A look at the rest of the roster finds a variety of players who were being counted on to take a step forward, but ultimately failed miserably.  Here is a look at just a few:

  • Andres Torres, who was acquired last winter as a band-aid in center field, has been repeatedly hampered by injury and has struggled at the plate all season.  For much of the season, he has found himself second fiddle to rookie, Kirk Nieuwenhuis.  Definitely not the situation Mets’ brass hoped for when envisioning the 2012 season in their head.
  • Lucas Duda was handed the spot in right field in an effort to find a place for his bat.  His offense, unfortunately, has abandoned him.  That, combined with his defensive liability and what has been described as a poor attitude has found him beached in Buffalo with his opportunity wasted and his value shattered.
  • Jason Bay…oh where do we start.  More inuries and more ineptitude at the plate have finally cost Bay his everyday spot in left.  Batting well under .200 this season, Bay is likely on his way out despite what Sandy Alderson recently said about the $19 million he is still owed on his current contract.
  • Josh Thole was the Mets best bet coming into the season behind the plate.  As is the case with everyone else on this list, he hasn’t gotten it done.  A team can stomach a singles hitter if they justify their spot on the roster with their defense.  Thole has repeatedly struggled to keep the ball from going to the backstop and can’t throw anyone else on the base paths.  He’s not an everyday major league player, no matter what way you try to cut it.
  • Ike Davis has probably been the biggest surprise disappointment this year.  Mired in a terrible slump for the first two months of the season, Ike has never really turned it on this year.  The saving grace to his season will be his power numbers, which have not slumped nearly as much as his average and will ultimately salvage his spot for the time being as the Met’s first baseman of the future.

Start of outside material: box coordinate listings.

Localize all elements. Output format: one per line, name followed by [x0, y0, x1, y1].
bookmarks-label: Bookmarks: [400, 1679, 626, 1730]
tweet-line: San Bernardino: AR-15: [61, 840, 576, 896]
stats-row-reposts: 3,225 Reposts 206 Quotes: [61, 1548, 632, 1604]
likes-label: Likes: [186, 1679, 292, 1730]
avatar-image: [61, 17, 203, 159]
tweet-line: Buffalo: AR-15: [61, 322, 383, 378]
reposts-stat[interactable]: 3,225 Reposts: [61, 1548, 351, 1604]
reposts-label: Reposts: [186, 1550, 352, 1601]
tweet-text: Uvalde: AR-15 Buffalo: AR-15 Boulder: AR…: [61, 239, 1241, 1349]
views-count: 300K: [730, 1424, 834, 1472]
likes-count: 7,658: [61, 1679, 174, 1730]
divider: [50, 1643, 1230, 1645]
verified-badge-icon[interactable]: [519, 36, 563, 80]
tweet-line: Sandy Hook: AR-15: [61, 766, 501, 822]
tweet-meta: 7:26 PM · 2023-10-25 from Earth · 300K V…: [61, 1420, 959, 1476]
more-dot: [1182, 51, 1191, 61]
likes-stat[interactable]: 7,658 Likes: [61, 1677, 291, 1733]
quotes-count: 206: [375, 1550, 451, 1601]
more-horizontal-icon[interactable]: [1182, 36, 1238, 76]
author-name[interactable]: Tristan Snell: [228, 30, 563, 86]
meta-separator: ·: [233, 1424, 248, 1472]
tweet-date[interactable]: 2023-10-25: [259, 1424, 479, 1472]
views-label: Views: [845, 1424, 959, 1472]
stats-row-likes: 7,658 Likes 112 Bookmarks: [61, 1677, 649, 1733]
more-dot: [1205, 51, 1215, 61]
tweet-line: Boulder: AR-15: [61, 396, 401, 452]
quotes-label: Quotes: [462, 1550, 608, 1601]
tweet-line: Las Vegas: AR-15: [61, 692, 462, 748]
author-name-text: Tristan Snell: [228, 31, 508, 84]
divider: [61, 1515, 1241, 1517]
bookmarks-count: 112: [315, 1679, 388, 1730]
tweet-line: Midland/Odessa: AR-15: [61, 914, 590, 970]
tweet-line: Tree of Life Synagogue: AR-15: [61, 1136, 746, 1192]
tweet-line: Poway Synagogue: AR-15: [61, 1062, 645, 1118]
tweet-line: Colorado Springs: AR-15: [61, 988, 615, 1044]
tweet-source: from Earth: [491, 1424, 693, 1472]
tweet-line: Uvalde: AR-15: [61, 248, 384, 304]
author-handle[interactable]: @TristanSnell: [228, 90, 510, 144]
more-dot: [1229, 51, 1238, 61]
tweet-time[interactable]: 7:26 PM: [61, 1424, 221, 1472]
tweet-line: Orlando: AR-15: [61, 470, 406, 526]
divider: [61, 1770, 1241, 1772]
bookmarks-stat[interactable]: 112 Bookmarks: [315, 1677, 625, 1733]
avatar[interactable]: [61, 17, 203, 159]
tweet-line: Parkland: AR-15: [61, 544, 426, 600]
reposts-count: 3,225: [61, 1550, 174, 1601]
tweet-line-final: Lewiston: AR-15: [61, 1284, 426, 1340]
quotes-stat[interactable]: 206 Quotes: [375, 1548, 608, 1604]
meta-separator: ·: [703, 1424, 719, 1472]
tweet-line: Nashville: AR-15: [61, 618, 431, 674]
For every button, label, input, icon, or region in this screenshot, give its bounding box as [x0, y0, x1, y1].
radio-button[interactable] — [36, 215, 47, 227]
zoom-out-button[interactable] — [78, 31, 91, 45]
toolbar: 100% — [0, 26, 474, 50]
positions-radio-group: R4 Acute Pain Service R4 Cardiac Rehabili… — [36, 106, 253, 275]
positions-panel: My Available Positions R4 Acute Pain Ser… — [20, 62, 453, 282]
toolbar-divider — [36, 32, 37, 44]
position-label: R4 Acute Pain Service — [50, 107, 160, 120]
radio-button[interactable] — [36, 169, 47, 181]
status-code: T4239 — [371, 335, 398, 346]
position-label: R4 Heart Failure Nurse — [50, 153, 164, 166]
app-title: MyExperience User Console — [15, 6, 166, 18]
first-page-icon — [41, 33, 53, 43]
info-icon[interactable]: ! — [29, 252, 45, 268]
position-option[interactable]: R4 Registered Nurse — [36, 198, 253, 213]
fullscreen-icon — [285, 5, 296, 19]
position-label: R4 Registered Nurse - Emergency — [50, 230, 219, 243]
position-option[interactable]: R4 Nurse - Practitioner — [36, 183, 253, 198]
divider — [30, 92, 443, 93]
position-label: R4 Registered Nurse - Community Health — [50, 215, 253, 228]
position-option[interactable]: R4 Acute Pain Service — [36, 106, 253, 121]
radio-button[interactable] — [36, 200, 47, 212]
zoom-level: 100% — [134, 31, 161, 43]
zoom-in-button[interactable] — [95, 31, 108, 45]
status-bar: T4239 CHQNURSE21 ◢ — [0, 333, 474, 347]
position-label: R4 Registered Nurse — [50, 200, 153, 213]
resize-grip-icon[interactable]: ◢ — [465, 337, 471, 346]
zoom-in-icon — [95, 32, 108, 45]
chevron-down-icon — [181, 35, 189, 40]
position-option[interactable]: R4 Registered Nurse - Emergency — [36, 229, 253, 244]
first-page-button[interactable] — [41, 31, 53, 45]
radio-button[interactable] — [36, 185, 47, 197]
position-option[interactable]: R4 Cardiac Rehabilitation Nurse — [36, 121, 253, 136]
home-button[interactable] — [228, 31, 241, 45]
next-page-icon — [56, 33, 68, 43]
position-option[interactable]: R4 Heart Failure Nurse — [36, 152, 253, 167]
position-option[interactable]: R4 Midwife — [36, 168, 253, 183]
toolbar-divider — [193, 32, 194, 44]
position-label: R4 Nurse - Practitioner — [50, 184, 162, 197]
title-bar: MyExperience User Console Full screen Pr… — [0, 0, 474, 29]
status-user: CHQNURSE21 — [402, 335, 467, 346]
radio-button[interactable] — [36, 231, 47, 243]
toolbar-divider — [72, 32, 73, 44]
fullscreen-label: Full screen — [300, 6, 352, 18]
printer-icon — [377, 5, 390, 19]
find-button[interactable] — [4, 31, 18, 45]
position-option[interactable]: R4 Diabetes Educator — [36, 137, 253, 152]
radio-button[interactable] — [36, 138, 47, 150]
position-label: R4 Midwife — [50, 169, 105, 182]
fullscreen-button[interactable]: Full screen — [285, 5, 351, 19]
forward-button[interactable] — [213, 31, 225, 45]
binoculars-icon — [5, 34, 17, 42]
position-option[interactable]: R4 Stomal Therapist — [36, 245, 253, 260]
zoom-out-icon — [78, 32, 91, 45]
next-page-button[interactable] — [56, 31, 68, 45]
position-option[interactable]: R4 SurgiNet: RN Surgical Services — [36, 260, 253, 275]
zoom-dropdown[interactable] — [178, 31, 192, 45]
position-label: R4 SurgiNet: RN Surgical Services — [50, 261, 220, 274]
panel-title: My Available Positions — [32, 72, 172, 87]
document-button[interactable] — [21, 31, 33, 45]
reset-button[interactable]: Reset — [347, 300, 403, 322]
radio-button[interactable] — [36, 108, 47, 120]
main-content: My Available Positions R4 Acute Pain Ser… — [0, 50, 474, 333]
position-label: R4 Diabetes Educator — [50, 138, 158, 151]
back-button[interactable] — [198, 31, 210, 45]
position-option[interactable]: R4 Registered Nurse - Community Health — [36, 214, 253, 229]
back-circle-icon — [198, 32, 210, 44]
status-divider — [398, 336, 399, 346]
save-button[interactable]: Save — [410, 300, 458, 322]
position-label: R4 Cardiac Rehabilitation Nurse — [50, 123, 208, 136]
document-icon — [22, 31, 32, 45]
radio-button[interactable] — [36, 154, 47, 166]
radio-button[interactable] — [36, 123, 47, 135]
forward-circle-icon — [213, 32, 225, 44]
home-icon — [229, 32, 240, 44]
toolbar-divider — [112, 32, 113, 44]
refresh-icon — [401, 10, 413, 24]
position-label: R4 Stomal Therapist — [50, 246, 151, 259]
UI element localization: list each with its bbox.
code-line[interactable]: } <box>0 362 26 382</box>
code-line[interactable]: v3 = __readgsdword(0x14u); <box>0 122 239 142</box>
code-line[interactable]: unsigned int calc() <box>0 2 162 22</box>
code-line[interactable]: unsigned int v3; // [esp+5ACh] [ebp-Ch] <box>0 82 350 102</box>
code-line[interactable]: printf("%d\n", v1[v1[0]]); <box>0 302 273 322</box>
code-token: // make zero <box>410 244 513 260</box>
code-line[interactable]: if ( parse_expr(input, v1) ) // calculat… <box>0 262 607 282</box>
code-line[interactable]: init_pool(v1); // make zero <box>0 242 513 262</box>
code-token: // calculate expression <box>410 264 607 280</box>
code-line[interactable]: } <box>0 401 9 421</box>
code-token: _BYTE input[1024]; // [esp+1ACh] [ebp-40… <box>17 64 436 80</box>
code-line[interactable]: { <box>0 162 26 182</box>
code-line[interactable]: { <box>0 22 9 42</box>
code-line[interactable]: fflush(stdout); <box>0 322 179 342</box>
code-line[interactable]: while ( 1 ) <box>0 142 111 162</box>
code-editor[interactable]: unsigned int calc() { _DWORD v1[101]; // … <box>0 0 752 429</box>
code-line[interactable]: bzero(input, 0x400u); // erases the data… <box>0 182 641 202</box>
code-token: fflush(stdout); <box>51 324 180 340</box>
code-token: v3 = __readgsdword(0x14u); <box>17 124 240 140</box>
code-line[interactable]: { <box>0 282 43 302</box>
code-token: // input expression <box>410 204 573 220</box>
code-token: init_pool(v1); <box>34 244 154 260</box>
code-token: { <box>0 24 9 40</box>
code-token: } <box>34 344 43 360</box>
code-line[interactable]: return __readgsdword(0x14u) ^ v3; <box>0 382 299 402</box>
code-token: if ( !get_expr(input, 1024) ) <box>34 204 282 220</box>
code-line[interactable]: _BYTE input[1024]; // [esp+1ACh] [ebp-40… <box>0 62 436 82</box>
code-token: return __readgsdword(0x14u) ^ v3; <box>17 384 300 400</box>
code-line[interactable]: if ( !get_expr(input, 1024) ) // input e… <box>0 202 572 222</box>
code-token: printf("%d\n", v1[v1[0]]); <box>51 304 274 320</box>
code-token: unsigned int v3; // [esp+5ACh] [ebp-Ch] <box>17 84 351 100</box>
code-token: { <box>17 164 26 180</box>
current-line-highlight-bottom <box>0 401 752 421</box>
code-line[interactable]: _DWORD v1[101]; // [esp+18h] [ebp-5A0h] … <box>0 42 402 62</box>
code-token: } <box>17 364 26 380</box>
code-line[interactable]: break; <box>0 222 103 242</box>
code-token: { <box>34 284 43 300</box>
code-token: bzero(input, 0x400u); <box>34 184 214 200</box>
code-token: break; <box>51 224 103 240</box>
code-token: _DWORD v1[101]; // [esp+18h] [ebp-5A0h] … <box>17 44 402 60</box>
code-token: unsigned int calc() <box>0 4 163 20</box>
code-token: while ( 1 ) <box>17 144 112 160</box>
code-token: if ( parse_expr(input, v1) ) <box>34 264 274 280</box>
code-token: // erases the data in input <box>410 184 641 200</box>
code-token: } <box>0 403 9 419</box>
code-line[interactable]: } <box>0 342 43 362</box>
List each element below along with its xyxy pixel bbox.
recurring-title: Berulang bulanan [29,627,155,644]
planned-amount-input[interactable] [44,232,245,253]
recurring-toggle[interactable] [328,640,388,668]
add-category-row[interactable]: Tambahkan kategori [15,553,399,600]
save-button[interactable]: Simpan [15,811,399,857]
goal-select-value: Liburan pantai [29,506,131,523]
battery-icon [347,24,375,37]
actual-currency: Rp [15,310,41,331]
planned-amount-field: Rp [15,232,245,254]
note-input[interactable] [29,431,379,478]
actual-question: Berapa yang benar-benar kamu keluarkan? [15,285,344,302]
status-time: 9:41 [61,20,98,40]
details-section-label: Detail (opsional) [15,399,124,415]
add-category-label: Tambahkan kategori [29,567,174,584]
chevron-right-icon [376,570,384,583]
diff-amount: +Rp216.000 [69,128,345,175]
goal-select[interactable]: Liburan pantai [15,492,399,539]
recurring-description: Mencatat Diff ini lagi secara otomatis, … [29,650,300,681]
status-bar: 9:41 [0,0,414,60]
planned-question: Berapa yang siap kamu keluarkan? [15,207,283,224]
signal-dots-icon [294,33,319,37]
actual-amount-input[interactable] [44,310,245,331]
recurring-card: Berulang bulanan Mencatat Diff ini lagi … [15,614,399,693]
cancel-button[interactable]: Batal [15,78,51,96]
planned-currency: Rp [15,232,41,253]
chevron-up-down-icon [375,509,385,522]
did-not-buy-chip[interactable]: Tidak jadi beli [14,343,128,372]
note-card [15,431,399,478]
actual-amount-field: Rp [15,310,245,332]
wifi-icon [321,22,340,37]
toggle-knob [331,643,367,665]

Much of this didn’t rear its ugly head until the team fell off the pace, but now it has become clear that the organization still has a great deal of work to do before they become a legitimate contender again.  With that said, the resurgence of David Wright is most positive thing to come out of 2012.  He has once again solidified himself amongst the best third baseman in baseball.  Moving around the remainder of the infield, Ruben Tejada’s patient approach at the plate and stout defense have proven to be a quality replacement for the departed Jose Reyes and Daniel Murphy has come a loooong way at second base.

The issue remains that outside of those guys, and RA Dickey of course, the Mets as a whole haven’t improved much.  It was fun to field fully home grown lineups, but its obvious the answer to the team’s woes aren’t within the organization right now. The 2012 season hasn’t yielded the results any of us had hoped.  There is no reason to believe the Mets are only a few players away from success and an argument can now be made that the organization has actually gone backwards this year.  Yes, despite the successful first half, the 2012 season has proven to be a costly one for the New York Mets.